For RT-CGM outcomes, point estimates, confidence intervals, and P-values were obtained using a mixed-effects linear regression model adjusting for a random site effect. Confidence intervals and nominal (uncorrected) P-values were adjusted for multiple comparisons using the adaptive TST GBH method.
Winsorized at the 10th and 90th percentiles before reporting summary statistics.
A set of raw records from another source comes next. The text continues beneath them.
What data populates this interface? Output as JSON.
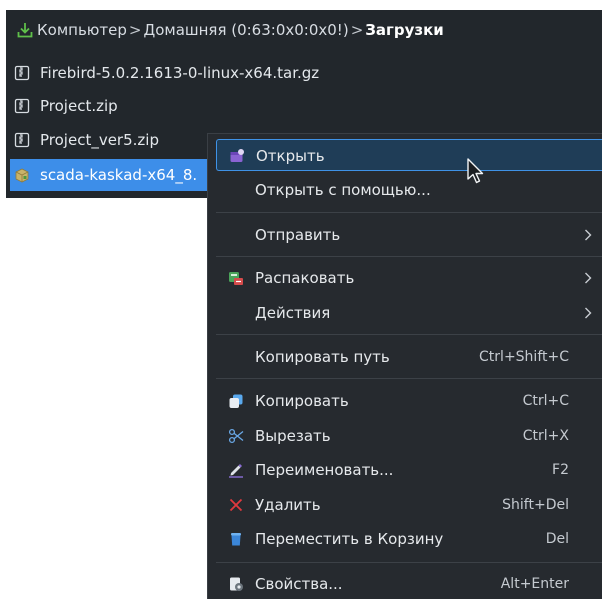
{
  "breadcrumb": {
    "parts": [
      "Компьютер",
      "Домашняя (0:63:0x0:0x0!)",
      "Загрузки"
    ],
    "separator": ">"
  },
  "files": [
    {
      "name": "Firebird-5.0.2.1613-0-linux-x64.tar.gz",
      "icon": "archive-icon"
    },
    {
      "name": "Project.zip",
      "icon": "archive-icon"
    },
    {
      "name": "Project_ver5.zip",
      "icon": "archive-icon"
    },
    {
      "name": "scada-kaskad-x64_8.",
      "icon": "package-icon",
      "selected": true
    }
  ],
  "menu": {
    "items": [
      {
        "label": "Открыть",
        "shortcut": "",
        "submenu": false,
        "icon": "open-icon",
        "highlighted": true
      },
      {
        "label": "Открыть с помощью...",
        "shortcut": "",
        "submenu": false,
        "icon": ""
      },
      {
        "label": "Отправить",
        "shortcut": "",
        "submenu": true,
        "icon": ""
      },
      {
        "label": "Распаковать",
        "shortcut": "",
        "submenu": true,
        "icon": "extract-icon"
      },
      {
        "label": "Действия",
        "shortcut": "",
        "submenu": true,
        "icon": ""
      },
      {
        "label": "Копировать путь",
        "shortcut": "Ctrl+Shift+C",
        "submenu": false,
        "icon": ""
      },
      {
        "label": "Копировать",
        "shortcut": "Ctrl+C",
        "submenu": false,
        "icon": "copy-icon"
      },
      {
        "label": "Вырезать",
        "shortcut": "Ctrl+X",
        "submenu": false,
        "icon": "scissors-icon"
      },
      {
        "label": "Переименовать...",
        "shortcut": "F2",
        "submenu": false,
        "icon": "rename-icon"
      },
      {
        "label": "Удалить",
        "shortcut": "Shift+Del",
        "submenu": false,
        "icon": "delete-icon"
      },
      {
        "label": "Переместить в Корзину",
        "shortcut": "Del",
        "submenu": false,
        "icon": "trash-icon"
      },
      {
        "label": "Свойства...",
        "shortcut": "Alt+Enter",
        "submenu": false,
        "icon": "properties-icon"
      }
    ]
  },
  "colors": {
    "panel_bg": "#22272c",
    "menu_bg": "#262a2f",
    "selection": "#3d8ee9",
    "menu_highlight_border": "#3f92e6",
    "delete_red": "#e0393e"
  }
}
BGM, blood glucose monitoring; HbA1c, hemoglobin A1c; RT-CGM, real-time continuous glucose monitoring; TST GBH, two-stage group Benjamini–Hochberg.
Conclusions
These data demonstrate that RT-CGM use improves glycemic control for participants with T2D who still have residual β-cell production and who are treated with exogenous basal (but not prandial) insulin. The vast majority of participants had residual insulin production, which is in agreement with a previous study assessing C-peptide concentrations in patients with insulin-managed T2D. 11 Results were consistent with a similar subanalysis of the DIAMOND trial 7 and adds to the compendium of evidence showing that RT-CGM is beneficial for patients with insulin-treated type 1 diabetes or T2D, independent of a wide variety of baseline characteristics such as diabetes type, age, baseline HbA1c, education, diabetes numeracy, hypoglycemia awareness status, and residual insulin secretory capacity. Recent commentaries have discussed the need to modify eligibility criteria in coverage policies to include all individuals who could benefit from advanced diabetes technologies, 12 –14 and these findings should further challenge the arbitrary barriers preventing access.
Footnotes
Authors' Contributions
All authors contributed to the preparation of this article.
Acknowledgments
The authors thank Drs. David Price, Sarah Puhr, and John Welsh of Dexcom for comments on early drafts of this article.
Author Disclosure Statement
R.B. and P.C. are employees at the Jaeb Center for Health Research and received grant funding from Dexcom to their institution. T.C.W. and C.C. are employees of Dexcom.
Funding Information
Study funding and study devices were provided by Dexcom, Inc.